Privacy Policy

1. Data we collect

• Identity data: name, date of birth, government-issued ID, photographs, source-of-funds documentation.
• Contact data: email address, phone number, postal address.
• Account & transactional data: trades, deposits, withdrawals, fee records, support correspondence.
• Technical data: IP address, device identifiers, browser metadata, login telemetry.

2. How we use your data

• To provide and operate the Services.
• To meet our regulatory and AML/KYC obligations.
• To detect and prevent fraud, abuse and security incidents.
• To improve the platform and personalize relevant communications.

3. Legal bases

We process personal data on the basis of contract performance, legal obligation, legitimate interests (including security and fraud prevention) and, where applicable, consent.

4. Sharing

We share data with regulated service providers (KYC, banking, analytics, infrastructure), supervisory authorities where required by law, and counterparties where mandated under the FATF Travel Rule. We do not sell personal data.

5. Retention

We retain personal data for as long as required to provide the Services and to satisfy legal, accounting or reporting requirements — typically 5–7 years after account closure for AML records.

6. Your rights

Subject to applicable law, you may request access, correction, deletion, portability or restriction of processing. Submit requests to privacy@fortivaultx.com; we respond within 30 days.

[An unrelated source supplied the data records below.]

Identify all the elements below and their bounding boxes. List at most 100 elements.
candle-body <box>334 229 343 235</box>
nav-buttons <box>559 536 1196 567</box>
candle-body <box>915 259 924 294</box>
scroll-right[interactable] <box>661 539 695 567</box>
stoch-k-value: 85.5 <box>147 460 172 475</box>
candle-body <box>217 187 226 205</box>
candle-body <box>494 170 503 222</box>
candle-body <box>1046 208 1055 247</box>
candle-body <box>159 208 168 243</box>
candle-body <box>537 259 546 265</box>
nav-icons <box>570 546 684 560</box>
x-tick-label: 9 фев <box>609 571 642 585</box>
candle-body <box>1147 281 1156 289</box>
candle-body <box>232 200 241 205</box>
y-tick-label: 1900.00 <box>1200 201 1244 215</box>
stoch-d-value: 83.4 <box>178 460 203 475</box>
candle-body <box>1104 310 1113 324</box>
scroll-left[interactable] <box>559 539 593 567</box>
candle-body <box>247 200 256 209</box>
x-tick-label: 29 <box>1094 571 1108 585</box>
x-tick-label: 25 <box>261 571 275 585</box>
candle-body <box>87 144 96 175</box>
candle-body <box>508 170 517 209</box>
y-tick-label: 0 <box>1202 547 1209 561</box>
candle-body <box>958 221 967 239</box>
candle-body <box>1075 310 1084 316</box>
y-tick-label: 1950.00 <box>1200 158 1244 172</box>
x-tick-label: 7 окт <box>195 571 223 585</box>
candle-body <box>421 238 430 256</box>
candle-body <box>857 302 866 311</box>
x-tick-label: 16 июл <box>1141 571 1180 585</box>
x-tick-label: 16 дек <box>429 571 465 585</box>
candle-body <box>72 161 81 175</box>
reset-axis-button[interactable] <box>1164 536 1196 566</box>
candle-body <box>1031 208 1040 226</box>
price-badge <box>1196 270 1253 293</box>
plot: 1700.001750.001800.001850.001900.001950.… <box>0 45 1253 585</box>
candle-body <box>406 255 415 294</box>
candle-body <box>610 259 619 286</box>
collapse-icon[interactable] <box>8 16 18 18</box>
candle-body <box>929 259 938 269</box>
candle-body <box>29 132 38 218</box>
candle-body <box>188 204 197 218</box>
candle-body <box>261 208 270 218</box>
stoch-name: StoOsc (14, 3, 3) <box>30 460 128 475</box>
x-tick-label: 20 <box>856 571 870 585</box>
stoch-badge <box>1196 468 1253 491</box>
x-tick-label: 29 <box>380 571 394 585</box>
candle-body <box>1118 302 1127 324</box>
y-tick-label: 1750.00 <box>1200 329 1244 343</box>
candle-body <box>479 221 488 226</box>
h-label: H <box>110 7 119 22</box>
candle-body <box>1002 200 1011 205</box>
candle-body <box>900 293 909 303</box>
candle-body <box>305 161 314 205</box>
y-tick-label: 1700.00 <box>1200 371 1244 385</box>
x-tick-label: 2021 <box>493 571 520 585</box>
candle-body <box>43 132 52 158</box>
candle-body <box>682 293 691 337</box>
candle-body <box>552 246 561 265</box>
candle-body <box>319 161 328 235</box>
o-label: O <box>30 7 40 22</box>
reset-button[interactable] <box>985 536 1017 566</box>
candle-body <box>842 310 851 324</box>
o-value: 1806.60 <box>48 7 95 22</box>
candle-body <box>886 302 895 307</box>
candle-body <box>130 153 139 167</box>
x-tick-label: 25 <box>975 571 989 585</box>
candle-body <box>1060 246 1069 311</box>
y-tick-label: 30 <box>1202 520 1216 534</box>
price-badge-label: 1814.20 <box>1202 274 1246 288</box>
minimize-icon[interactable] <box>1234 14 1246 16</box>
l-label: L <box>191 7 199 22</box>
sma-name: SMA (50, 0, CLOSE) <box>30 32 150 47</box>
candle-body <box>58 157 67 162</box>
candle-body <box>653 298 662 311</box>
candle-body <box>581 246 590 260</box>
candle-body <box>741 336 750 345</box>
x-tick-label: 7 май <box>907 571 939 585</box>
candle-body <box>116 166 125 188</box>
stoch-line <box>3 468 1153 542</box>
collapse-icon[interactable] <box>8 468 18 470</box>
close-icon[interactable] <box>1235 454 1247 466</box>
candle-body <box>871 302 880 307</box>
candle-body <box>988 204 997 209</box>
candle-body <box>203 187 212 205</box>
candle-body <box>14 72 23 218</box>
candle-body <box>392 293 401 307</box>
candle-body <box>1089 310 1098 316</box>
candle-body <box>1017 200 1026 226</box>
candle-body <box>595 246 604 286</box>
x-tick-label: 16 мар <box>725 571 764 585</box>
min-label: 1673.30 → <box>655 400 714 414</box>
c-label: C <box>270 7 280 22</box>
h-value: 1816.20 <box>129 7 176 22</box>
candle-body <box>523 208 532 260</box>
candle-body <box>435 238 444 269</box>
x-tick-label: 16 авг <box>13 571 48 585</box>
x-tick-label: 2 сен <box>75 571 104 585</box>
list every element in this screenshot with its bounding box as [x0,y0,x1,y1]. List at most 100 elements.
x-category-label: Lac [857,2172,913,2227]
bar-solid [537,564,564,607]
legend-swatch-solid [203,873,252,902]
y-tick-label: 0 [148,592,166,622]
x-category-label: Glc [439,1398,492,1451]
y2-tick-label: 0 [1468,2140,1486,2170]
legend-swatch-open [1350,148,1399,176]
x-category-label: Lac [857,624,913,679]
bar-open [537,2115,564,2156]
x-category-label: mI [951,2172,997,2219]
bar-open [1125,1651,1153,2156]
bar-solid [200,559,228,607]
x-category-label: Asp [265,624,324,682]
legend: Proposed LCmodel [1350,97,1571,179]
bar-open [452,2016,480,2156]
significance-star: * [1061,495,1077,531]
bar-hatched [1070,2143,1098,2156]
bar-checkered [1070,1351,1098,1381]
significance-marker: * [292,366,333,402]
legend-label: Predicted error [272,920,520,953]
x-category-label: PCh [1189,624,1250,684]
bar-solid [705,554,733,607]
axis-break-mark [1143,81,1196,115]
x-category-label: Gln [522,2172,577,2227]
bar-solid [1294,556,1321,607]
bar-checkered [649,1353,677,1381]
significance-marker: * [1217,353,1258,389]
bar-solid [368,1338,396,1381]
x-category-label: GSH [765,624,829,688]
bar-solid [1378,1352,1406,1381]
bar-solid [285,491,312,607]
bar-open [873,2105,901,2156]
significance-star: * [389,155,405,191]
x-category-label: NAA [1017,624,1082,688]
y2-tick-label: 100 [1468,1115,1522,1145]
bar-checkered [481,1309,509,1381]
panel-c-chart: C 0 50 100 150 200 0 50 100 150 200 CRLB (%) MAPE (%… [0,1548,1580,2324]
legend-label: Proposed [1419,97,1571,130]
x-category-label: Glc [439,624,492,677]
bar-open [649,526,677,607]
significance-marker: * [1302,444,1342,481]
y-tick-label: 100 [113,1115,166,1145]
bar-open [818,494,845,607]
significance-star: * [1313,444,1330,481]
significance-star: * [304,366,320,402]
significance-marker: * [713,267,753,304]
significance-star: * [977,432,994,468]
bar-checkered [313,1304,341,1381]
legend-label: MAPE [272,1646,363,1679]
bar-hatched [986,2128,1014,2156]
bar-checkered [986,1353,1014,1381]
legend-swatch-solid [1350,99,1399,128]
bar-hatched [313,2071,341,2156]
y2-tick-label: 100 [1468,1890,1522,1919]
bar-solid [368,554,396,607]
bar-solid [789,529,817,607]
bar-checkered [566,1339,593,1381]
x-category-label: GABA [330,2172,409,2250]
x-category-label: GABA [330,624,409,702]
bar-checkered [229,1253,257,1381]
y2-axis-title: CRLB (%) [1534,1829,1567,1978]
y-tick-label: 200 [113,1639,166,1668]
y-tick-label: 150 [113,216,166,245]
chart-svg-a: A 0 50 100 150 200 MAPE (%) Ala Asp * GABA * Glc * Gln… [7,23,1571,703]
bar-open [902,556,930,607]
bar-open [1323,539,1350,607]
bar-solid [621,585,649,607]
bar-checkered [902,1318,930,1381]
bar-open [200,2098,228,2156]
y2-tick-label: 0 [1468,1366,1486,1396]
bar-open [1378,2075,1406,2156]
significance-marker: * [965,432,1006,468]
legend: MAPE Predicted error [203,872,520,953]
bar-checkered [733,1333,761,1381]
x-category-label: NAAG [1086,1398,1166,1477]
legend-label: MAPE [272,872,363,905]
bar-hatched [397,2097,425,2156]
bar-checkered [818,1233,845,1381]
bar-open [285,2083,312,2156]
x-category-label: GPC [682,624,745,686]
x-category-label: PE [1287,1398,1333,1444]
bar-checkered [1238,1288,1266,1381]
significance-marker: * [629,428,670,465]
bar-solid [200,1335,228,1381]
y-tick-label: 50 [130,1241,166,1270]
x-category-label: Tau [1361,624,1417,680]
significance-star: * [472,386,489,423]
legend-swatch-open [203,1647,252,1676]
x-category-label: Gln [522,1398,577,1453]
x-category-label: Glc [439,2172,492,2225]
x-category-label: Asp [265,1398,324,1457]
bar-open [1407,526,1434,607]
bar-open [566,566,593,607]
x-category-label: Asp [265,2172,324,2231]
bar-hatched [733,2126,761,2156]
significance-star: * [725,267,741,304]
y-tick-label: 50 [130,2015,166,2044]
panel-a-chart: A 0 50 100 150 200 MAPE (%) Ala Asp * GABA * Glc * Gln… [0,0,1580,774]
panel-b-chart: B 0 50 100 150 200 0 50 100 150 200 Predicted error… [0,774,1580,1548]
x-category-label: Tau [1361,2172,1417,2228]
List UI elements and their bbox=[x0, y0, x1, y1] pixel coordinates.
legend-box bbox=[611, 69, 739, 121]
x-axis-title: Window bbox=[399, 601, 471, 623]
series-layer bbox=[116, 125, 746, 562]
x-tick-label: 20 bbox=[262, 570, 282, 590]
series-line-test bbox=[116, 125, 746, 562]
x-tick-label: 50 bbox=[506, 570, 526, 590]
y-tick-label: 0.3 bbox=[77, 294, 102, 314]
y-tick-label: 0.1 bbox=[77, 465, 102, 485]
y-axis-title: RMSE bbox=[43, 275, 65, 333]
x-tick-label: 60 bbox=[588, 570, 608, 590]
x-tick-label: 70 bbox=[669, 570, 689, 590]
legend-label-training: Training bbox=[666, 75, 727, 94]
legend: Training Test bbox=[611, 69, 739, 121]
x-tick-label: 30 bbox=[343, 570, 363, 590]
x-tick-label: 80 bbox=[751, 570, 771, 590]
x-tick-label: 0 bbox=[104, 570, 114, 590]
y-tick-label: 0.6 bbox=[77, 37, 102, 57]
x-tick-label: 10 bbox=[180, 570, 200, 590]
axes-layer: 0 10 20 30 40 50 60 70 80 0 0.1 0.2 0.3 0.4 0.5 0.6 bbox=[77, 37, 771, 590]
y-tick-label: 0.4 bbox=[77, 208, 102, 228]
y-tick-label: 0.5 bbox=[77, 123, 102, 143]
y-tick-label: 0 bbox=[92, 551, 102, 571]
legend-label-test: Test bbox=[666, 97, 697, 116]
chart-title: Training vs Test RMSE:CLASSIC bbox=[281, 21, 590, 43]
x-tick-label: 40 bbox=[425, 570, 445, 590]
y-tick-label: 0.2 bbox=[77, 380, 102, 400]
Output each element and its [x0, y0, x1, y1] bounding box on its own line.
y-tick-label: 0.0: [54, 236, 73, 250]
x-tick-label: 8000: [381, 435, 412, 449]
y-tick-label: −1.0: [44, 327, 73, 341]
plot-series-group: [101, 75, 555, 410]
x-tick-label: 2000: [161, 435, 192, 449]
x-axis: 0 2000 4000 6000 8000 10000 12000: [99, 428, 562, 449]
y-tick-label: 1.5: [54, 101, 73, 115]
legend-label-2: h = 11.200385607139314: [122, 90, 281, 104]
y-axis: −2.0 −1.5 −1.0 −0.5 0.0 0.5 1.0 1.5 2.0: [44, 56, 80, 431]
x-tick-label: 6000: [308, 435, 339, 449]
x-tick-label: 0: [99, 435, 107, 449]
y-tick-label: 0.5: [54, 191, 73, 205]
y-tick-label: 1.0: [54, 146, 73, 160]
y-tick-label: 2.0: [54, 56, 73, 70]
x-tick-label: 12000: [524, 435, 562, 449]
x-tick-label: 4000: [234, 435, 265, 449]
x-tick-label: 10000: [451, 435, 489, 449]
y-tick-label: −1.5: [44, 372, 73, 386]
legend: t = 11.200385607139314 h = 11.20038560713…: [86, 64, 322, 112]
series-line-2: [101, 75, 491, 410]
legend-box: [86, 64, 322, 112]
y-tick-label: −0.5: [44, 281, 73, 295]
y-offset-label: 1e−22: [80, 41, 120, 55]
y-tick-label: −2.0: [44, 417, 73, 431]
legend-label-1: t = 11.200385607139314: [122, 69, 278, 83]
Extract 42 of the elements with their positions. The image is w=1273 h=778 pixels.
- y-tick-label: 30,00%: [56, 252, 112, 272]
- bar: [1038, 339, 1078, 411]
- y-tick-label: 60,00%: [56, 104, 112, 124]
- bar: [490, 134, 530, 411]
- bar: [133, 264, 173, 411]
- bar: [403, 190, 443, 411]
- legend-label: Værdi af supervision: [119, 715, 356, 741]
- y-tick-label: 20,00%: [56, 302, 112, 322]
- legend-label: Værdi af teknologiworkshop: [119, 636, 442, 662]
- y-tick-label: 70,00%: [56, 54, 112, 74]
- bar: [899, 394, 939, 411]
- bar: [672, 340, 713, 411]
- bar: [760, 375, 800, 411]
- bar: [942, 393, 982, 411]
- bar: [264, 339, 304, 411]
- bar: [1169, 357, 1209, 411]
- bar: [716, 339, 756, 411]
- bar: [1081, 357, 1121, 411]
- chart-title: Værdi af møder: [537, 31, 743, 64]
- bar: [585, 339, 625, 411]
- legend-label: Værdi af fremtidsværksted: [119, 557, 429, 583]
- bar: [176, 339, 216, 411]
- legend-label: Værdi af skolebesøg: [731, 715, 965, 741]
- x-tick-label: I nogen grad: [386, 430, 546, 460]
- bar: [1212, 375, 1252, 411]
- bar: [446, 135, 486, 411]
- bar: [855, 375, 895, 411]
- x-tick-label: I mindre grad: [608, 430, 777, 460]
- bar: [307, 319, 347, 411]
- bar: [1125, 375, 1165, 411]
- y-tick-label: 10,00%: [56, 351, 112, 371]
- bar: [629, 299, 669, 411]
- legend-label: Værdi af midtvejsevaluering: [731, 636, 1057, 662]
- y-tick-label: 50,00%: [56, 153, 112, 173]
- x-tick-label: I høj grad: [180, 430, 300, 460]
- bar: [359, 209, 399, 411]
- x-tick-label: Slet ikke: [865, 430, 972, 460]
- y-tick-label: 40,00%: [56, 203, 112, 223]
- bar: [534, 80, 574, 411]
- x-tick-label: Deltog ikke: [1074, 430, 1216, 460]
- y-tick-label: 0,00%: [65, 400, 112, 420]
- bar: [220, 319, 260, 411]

7. International transfers

Where personal data is transferred outside your jurisdiction, we rely on appropriate safeguards such as Standard Contractual Clauses or adequacy decisions.

8. Security

We use industry-standard administrative, technical and physical safeguards, including AES-256 encryption at rest, TLS 1.3 in transit, hardware-key MFA for staff and continuous third-party penetration testing.